Within Western art one of the most favorite subjects of collectors and artists alike is the Horse: An animal highly revered by the majority. Classical Equestrian oil paintings as well as modern interpretations are readily available giving buyers’ more choices than ever before. Modern interpretations are extremely in vogue. Even so, the more classical Equestrian oil paintings always seem to be in favor.

George Stubbs is one of the best known classical creators of Equestrian oil paintings in the world: And indeed he did have an acute sensibility to this majestic and mighty animal – This is clearly evident within the oil on canvas art works he produced. This incredible draughtsman received little formal tuition: His studies and interests were born from his environment. Stubbs was born in the city of Liverpool in 1724. His father was a currier of horse hides: That is a specialist craftsman who dresses, finishes and colors a hide after tanning.

The young Stubbs was exposed to and so began studying the muscles and bone structure of the slaughtered animals at his father’s Tannery. While his studies were not formal: The specific study pf anatomy is something classical artists apt to do. Indeed, Michelangelo and Leonardo da Vinci (as well as a long list of other famous artists) explored this route of visual learning. In this way an artist can truly understand how the body moves: Therefore interpret the subject more accurately and naturally.

Indeed, this was what made the oil paintings of George Stubbs unique. His incredible ability to capture the equine anatomy was not only down to possessing great skill; he also possessed great knowledge of his subject. Stubbs’ book of etchings – The Anatomy of The Horse – was first published in 1766. It took eighteen months to complete and this book remains in print even today. An engraver in York taught Stubbs how to create etchings after he went there to study human anatomy at the York Medical Centre in 1744.

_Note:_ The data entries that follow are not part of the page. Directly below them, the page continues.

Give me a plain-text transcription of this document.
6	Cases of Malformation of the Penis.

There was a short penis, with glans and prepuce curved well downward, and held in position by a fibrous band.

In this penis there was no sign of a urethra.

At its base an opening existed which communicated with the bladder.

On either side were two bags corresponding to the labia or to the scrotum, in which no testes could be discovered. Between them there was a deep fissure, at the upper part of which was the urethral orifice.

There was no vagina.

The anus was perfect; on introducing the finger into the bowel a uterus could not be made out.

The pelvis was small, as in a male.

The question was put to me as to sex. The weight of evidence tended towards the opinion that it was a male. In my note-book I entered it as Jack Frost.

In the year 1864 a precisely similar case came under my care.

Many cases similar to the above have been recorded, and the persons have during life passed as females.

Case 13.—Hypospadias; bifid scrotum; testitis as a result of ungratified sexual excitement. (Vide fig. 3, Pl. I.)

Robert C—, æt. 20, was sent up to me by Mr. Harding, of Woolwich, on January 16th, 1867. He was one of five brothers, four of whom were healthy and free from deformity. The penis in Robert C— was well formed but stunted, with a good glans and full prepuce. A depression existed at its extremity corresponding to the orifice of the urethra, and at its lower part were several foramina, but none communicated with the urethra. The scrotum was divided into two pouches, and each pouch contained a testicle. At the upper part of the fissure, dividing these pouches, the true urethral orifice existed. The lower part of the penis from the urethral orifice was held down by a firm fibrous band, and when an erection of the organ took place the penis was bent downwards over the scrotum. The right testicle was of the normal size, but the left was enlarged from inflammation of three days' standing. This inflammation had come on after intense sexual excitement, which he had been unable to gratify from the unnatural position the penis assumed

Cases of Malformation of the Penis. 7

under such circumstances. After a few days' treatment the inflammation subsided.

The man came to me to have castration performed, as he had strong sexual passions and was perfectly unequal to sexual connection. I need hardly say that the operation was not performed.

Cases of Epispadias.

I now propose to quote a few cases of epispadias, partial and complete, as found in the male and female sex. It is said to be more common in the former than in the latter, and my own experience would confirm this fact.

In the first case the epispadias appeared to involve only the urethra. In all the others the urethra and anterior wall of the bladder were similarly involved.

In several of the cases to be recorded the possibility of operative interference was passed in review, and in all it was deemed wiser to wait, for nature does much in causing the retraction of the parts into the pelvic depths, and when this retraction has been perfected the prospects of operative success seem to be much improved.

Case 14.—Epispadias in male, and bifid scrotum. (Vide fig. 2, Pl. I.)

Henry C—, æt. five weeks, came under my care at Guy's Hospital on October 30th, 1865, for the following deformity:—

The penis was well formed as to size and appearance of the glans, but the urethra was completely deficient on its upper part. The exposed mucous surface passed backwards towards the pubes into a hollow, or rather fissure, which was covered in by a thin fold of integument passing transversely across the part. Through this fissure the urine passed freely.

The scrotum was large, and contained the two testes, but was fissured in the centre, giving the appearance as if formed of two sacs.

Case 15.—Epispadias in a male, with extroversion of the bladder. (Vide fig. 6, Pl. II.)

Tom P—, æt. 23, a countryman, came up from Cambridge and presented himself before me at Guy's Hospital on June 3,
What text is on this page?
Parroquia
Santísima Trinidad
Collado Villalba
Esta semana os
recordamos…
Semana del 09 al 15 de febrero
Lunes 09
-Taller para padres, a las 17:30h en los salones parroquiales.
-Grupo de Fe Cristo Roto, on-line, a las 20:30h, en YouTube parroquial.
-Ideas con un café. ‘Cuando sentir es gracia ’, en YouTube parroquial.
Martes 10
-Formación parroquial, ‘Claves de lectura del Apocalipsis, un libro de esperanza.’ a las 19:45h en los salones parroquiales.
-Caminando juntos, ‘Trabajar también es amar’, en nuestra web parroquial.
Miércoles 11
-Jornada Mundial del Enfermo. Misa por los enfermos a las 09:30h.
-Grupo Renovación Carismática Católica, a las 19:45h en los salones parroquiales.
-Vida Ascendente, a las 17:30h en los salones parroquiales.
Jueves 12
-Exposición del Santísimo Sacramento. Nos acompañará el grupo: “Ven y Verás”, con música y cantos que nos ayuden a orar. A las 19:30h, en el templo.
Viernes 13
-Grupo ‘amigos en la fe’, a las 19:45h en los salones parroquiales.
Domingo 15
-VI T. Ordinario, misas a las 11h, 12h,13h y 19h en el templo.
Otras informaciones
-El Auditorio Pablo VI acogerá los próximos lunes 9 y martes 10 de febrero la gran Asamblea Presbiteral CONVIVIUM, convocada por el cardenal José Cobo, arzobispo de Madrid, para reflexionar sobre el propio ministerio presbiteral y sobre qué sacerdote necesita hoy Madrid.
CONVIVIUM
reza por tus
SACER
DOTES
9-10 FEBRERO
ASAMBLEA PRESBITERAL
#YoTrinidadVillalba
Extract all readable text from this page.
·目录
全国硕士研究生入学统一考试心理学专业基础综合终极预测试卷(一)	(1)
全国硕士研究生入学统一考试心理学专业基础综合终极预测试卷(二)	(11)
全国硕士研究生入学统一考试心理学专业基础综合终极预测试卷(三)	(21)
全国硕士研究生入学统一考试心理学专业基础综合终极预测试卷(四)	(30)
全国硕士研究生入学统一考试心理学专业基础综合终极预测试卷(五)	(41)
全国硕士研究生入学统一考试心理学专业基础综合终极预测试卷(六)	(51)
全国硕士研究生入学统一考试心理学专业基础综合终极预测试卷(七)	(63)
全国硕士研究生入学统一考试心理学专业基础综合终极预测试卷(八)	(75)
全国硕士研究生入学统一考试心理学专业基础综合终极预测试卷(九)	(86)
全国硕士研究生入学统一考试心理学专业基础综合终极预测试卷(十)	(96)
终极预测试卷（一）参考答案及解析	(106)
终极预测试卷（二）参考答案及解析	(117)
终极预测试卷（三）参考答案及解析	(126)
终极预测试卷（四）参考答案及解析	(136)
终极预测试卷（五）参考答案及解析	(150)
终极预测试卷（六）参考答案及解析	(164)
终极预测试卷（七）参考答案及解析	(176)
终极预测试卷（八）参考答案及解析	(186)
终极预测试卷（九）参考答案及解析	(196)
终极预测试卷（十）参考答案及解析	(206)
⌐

In 1759 George Stubbs relocated to London with his wife and son. Here, his Equestrian oil paintings became famous among the city’s aristocrats: And so he was commissioned to paint some of the most famous horses of that period. Whistlejacket created in 1762 is almost certainly the artists’ most famous Equestrian oil painting. The second Marquis of Rockingham owned the champion racehorse known as Whistlejacket: He was a regular patron of Stubbs.

The oil painting Whistlejacket is large scale – approximately ten feet high. Today this incredible oil on canvas art work is permanently exhibited at the National Gallery in London’s Trafalgar Square. This oil painting has no background at all. Stubbs is renowned for painting the horse first and the background afterwards: For him this was an incidental of secondary (at most) importance. Indeed, many critics feel his greatest Equestrian oil paintings are those without a background.

George Stubbs expanded his canvas art work genre to include wild animals around the 1770’s. During this period Stubbs experimented with enamel paints and was commissioned to paint a variety of wild animals. Two years after producing Anatomy of The Horse he began work on another of his most famous and greatest oil paintings: Horse Attacked by a Lion: This oil painting took four years to create and so was not completed until 1972. In 1780 George Stubbs was received by members into London’s Royal Academy of Arts: One year later he became a full member of this important body. The Academy believed oils to be the correct medium for painting. Hence, Stubbs would revert back to producing oil on canvas art works once more.

Toward the end of his life the artist preferred to create scenes of rural life: His reputation as one of the most skilled Equine painters of the era ebbed away with time. George Stubbs died in 1806 at the age of 82 on the brink of financial ruin.